All England Club chairman Ian Hewitt said the decision had not been taken lightly.
The tennis season screeched to a halt early last month due to the respiratory illness, which has infected nearly 800,000 in the world while killing over 38,500 since emerging in China late a year ago.More news: See Lizzo’s Special Treat For COVID-19 Hospital Workers
The decision also prompted the ATP and WTA to cancel the grasscourt swing in the build-up to Wimbledon meaning the tennis season will not now recommence until July 13 at the earliest. This is necessary in the current situation.
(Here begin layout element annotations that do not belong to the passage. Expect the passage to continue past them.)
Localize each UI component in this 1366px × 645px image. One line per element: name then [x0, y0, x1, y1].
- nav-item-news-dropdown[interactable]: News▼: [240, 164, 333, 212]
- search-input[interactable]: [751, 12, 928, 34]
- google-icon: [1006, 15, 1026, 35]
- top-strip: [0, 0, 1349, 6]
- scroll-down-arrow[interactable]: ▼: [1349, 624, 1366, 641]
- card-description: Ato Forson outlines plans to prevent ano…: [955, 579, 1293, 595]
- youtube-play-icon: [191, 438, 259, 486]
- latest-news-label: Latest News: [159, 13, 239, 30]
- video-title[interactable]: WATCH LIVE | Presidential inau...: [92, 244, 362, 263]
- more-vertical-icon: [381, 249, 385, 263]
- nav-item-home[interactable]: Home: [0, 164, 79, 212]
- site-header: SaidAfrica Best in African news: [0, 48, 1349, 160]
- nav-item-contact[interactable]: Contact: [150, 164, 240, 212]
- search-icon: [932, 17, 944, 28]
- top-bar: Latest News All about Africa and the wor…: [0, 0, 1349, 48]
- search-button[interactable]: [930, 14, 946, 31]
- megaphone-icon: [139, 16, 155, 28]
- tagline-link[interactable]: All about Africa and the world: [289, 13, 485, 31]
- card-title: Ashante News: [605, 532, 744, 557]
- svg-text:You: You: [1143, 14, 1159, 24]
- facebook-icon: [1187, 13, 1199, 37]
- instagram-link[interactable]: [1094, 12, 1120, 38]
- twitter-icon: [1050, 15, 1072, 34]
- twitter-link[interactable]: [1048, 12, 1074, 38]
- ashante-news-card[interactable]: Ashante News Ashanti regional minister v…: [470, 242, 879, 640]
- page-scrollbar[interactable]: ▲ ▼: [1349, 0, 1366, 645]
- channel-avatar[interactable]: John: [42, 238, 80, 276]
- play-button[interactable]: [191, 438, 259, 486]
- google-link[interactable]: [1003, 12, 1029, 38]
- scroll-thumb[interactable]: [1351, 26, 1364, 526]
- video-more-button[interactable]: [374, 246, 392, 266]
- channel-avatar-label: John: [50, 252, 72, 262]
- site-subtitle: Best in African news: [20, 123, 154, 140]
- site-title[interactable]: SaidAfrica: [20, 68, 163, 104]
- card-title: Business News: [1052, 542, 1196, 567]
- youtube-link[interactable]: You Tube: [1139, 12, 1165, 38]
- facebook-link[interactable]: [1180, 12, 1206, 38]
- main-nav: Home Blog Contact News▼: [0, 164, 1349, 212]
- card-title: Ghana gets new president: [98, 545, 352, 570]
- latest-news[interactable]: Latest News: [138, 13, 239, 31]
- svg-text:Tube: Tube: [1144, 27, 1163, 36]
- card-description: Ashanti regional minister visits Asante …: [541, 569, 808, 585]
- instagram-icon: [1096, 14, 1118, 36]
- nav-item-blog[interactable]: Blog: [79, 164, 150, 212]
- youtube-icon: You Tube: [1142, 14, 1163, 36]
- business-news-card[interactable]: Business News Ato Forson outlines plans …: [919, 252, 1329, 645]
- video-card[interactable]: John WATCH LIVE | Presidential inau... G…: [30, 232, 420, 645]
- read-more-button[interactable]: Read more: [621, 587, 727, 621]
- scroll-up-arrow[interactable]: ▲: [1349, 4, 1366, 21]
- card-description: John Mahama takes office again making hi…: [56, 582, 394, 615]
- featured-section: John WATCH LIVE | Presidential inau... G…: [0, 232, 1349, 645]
The club in a statement last week confirmed that "it is continuing a detailed evaluation of all scenarios for The Championships 2020, including postponement and cancellation, as a result of the COVID-19 outbreak".
AELTC at the time did not rule out postponing or cancelling the championships.
Meanwhile, Horndorff also said that French Open officials are attempting to reconcile anger within the tennis world at the postponement of the event, but also admitted that he doesn't expect that tournament to go ahead anyway.More news: Coronavirus crisis: Australia’s COVID-19 death toll rises to 21
There is growing speculation the US Open, which says it is "exploring all options" could also move its scheduled August start time.
But, with the coronavirus pandemic in full swing, it's obvious it would be impossible to pull off. "...With the travel restrictions that we now have, an global tennis tournament where hundreds of thousands of people from all over the world would travel [can happen]".
But with tournament timing crucial due to grass condition and weather, Isner has already started to ponder a year without Wimbledon.
"You could reorganise Roland Garros for September or October, but not Wimbledon, the grass would be too damp", Hordorff said.More news: TC Energy going ahead with Keystone XL with help from Alberta government
The men's ATP Tour and the WTA, which runs the women's circuit, suspended all tournaments until June 7 after countries started locking down borders to contain the coronavirus. "Of course, Wimbledon also has enough reserves to last for several years".